RNA extraction and Transcriptome

The calamus, in growing period, was used as the material to extract total RNA from geese feather follicle [29]. Calamus was put into lysing matrix (MP Biomedicals, LLC) containing 1 mL TRIzol reagent. The tubes were then ground for 30 s by tissue crushing apparatus (MP FastPrep-24™). Total RNA was extracted according to the manufacturer’s protocol. The quality and quantity of RNA samples were checked by Spectrophotometer NanoDrop 2000 and denaturing agarose gel electrophoresis. All RNA samples were treated with DNAse-I for later use.

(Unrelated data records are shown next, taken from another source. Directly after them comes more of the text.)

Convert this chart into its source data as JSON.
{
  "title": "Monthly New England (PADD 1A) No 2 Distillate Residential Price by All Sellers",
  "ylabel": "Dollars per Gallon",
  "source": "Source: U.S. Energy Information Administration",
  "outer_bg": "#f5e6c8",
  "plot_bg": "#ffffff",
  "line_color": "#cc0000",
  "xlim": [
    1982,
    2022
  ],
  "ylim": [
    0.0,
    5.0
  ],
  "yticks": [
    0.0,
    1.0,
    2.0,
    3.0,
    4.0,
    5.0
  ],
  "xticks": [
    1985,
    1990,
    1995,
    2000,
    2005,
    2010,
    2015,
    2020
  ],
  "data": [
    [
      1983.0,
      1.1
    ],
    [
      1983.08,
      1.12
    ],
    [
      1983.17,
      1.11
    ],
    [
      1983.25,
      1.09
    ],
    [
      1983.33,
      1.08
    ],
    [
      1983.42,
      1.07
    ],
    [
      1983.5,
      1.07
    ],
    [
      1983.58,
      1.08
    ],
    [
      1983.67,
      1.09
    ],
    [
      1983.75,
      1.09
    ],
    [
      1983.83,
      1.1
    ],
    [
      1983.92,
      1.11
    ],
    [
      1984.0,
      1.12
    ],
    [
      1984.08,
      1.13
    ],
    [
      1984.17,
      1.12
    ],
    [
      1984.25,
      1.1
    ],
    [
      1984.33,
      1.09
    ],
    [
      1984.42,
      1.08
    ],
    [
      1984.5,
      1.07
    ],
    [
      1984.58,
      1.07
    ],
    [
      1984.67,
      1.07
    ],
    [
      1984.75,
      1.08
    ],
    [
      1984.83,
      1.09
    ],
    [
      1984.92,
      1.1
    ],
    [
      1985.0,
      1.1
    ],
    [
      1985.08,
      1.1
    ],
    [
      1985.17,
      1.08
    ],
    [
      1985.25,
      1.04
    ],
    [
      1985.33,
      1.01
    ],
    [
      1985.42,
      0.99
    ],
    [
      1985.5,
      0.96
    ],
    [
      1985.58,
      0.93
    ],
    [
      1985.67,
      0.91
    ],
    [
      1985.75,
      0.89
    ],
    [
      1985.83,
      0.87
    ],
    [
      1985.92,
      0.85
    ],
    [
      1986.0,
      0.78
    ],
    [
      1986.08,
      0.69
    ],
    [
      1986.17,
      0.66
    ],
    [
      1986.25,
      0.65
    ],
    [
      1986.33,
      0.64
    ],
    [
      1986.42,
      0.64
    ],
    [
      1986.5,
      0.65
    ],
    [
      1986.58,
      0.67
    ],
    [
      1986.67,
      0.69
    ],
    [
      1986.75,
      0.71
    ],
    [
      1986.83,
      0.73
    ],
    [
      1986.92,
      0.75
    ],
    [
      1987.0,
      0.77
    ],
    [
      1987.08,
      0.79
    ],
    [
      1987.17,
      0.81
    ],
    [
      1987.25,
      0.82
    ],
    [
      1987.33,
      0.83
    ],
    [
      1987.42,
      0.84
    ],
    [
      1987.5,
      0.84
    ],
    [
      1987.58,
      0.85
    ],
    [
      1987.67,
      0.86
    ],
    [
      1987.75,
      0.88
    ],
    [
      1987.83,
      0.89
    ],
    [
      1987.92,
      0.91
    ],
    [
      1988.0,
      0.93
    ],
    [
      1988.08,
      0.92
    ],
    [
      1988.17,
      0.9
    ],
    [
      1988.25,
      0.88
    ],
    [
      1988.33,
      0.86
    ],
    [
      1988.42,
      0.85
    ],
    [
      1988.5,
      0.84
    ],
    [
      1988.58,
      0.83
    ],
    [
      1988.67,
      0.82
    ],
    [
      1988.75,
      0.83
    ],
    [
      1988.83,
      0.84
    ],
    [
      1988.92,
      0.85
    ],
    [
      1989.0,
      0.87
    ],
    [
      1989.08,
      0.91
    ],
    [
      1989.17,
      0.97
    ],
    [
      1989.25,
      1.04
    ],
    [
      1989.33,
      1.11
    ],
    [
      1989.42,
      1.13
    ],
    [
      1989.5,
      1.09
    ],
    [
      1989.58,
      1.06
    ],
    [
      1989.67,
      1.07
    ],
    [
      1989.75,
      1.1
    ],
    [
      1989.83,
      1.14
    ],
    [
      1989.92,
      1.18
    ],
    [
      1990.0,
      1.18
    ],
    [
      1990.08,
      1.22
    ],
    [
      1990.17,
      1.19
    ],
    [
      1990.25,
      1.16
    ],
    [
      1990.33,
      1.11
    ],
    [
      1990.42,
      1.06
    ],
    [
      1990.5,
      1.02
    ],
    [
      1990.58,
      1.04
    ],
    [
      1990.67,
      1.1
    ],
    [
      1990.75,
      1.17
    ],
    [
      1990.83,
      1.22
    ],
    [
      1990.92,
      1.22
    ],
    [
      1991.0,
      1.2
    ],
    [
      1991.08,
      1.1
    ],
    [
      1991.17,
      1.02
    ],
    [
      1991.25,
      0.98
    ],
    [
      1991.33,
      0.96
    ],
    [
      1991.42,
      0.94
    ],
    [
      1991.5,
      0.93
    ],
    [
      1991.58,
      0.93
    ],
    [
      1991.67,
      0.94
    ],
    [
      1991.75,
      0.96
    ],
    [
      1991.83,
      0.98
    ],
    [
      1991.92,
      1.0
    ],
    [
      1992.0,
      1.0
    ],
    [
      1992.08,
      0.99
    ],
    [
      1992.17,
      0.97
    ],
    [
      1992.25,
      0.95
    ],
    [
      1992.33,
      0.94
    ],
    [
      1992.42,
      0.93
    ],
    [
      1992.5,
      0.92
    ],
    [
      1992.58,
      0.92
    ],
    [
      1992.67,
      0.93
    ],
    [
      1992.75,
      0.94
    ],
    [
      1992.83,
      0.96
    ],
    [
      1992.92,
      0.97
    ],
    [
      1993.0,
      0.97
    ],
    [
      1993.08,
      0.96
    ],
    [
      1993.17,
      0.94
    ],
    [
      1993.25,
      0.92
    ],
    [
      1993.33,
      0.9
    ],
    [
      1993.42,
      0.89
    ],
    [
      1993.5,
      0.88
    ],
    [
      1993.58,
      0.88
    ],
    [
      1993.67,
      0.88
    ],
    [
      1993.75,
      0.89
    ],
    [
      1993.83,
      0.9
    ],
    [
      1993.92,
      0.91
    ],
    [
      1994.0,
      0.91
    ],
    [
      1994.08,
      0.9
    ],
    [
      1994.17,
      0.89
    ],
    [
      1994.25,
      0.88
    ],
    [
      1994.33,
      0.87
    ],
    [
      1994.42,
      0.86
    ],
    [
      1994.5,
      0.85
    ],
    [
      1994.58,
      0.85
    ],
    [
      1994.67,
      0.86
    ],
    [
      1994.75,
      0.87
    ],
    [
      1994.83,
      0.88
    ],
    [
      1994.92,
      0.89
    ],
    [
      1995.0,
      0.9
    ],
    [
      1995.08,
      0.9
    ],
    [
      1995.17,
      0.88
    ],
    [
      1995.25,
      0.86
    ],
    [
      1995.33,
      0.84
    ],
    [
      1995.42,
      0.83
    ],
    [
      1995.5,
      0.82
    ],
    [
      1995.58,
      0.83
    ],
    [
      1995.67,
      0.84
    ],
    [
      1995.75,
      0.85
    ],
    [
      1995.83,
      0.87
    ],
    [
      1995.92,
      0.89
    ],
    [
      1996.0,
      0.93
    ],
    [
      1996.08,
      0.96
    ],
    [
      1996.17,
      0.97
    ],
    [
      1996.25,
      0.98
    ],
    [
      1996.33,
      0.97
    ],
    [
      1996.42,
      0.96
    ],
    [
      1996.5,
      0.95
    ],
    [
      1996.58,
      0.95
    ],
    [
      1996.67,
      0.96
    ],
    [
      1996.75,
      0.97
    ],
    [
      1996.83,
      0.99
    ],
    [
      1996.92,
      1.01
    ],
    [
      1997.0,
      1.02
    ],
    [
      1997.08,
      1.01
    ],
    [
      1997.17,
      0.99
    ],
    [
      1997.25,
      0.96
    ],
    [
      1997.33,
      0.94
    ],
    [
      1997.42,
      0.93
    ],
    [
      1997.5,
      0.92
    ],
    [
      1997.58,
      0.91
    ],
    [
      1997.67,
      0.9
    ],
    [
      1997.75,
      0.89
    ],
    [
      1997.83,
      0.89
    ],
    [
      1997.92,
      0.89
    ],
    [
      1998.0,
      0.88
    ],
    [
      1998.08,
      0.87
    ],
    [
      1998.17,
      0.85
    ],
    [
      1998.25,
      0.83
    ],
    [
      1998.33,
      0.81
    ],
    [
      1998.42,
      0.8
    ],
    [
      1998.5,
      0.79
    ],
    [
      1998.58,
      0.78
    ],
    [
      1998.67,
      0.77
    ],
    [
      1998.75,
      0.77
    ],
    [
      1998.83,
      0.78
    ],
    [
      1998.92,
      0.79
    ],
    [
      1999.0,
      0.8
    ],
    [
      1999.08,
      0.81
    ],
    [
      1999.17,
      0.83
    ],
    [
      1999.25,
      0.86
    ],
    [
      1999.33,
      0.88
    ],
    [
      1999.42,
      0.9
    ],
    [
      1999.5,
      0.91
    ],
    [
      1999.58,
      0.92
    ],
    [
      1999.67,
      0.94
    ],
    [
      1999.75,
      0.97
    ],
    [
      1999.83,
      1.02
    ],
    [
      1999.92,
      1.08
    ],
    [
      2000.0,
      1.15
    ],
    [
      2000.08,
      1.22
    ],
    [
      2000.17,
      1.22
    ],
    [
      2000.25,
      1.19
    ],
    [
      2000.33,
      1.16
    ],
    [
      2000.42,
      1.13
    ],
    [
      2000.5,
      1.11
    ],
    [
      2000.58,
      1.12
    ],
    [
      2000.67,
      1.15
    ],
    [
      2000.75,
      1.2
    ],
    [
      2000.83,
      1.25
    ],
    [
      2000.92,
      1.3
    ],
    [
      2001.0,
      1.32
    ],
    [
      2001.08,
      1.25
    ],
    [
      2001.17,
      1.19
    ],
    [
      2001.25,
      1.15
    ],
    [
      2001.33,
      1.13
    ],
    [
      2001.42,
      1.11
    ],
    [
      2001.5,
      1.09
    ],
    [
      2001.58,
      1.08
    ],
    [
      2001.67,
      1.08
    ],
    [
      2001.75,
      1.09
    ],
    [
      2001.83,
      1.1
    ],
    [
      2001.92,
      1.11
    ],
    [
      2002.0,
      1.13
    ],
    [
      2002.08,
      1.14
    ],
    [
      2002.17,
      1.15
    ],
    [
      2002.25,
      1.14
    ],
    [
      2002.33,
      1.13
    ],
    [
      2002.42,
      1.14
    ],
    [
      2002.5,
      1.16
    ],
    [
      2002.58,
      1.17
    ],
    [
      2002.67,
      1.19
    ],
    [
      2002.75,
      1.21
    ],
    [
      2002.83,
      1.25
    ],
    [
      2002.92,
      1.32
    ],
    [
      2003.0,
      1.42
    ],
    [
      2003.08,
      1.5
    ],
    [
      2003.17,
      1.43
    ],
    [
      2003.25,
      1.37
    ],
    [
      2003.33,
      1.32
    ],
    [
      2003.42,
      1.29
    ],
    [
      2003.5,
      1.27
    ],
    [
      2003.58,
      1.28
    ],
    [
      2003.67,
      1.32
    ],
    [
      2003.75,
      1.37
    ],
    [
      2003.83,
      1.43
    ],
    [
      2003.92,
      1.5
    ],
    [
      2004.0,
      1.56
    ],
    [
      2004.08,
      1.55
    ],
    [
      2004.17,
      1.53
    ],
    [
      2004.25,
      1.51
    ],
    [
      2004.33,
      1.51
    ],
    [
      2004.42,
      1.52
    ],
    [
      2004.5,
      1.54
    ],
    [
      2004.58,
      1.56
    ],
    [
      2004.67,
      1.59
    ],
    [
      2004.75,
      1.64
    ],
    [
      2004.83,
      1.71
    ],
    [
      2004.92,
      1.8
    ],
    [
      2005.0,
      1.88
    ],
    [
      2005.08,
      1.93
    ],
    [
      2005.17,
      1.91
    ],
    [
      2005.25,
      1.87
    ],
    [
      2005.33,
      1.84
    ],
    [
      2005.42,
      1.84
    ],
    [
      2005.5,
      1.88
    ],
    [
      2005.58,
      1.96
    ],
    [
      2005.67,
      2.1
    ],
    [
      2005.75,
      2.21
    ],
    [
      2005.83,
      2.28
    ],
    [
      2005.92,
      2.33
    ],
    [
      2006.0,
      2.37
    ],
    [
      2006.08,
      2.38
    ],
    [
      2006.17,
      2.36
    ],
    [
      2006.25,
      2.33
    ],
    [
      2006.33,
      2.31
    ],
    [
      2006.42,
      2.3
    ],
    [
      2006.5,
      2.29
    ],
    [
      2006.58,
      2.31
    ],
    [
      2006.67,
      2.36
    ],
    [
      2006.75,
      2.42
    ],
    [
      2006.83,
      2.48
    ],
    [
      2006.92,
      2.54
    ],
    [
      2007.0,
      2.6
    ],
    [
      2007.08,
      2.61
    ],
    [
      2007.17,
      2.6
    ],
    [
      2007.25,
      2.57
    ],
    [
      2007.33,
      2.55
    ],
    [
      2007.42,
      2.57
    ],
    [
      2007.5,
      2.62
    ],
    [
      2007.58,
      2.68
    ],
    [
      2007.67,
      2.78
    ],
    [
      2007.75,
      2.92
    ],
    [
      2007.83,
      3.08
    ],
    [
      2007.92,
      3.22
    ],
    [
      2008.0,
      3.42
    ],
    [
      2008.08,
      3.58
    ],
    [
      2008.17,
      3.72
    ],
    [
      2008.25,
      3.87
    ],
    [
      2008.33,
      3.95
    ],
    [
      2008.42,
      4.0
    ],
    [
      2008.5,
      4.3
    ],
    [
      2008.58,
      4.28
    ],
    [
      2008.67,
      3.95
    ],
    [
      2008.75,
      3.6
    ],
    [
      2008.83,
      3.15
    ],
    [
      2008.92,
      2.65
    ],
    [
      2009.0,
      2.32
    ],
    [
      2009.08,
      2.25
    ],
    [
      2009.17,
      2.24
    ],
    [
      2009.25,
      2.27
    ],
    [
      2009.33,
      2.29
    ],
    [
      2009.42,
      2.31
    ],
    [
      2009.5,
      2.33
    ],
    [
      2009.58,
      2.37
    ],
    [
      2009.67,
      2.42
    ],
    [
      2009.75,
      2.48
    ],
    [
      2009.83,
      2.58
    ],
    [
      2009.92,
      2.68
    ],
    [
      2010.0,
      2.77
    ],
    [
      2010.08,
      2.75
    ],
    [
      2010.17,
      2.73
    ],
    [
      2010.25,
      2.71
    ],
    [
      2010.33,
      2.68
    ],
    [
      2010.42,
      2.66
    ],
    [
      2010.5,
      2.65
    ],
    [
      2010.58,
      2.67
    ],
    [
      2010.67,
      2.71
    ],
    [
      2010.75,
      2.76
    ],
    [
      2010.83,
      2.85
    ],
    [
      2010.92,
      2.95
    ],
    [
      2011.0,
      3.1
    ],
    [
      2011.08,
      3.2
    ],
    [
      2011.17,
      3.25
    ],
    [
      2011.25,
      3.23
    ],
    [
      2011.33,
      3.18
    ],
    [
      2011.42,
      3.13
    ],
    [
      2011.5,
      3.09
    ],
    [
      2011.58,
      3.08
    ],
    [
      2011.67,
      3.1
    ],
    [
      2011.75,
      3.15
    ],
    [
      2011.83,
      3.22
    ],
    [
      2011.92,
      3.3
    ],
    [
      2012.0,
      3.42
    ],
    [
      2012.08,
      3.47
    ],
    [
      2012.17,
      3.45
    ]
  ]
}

Previously extracted RNA was used for RNA sequencing and library construction. The RNA-seq library preparation was performed following the protocol recommended by the manufacturer (Illumina, San Diego, CA, USA). In brief, after purification, the mRNA was fragmented into small pieces, and the first-strand cDNA was prepared by using random hexamers. Then the second strand cDNA synthesis, end repair, addition of a single A base, and ligation of the adapters were performed. The products were purified and enriched by PCR to create the final cDNA library. The mRNA sequencing was done on the Illumina NovaSeq with paired end 2 × 100 nt multiplex. The quality of clean data is evaluated by fastqc software.

DEGs analysis

After the quality evaluation of the sequencing data, Hisat2 [30] software was used to compare the filtered clean reads to the goose AnsCyg_PRJNA183603_v1.0 (NCBI accession GCA_000971095.1, annotation release Apr 2015). The log2FC > 1 or < − 1 was used as a threshold to screen the differentially expressed genes. The enrichment analysis, of the differentially expressed genes, was conducted through KEGG (Kyoto Encyclopedia of Genes and Genomes) in KOBAS 3.0.

Insertion detection

The SNPs and short INDELS (Insertion/Deletion) of EDNRB2 were screened by variant calling. It was found that the nucleotide deletion of 14 bp, in the DNA, was found at the junction between the 3′ of exon 2 and the intron. To verify this result, 3 pairs of primers (Table S3) were designed to detect the insertion and amplify the whole CDS in white and grey geese. Amplification conditions were as follows: 3 min at 94 °C; 35 amplification cycles of 10s at 94 °C, 30s at annealing temperature, 120 s at 72 °C; 5 min at 72 °C. The sequence concluding the 14 bp-insertion in genomic DNA and cDNA was obtained by Sanger sequencing (Tsingke, China).

qRT-PCR

Three pairs of primers were designed for detecting EDNRB2 and the two reference genes (β-actin, GAPDH) by the Primer Premier 5.0 software. PCR reactions were carried out by using primers β-actin-F/R, GAPDH-F/R and EDNRB2-F/R (Table S3). RNA extraction from feather follicles was carried out in 5 random samples from each genotype group. TAKARA PrimeScript™ RT reagent kit was used in reverse transcription. Amplification conditions were as follows: 5 min at 94 °C; 35 amplification cycles of 20s at 94 °C, 20s at annealing temperature, 20s at 72 °C; 5 min at 72 °C. All reactions contained 3 replicates. Gene expression level was analysed using the 2-∆∆CT method [31].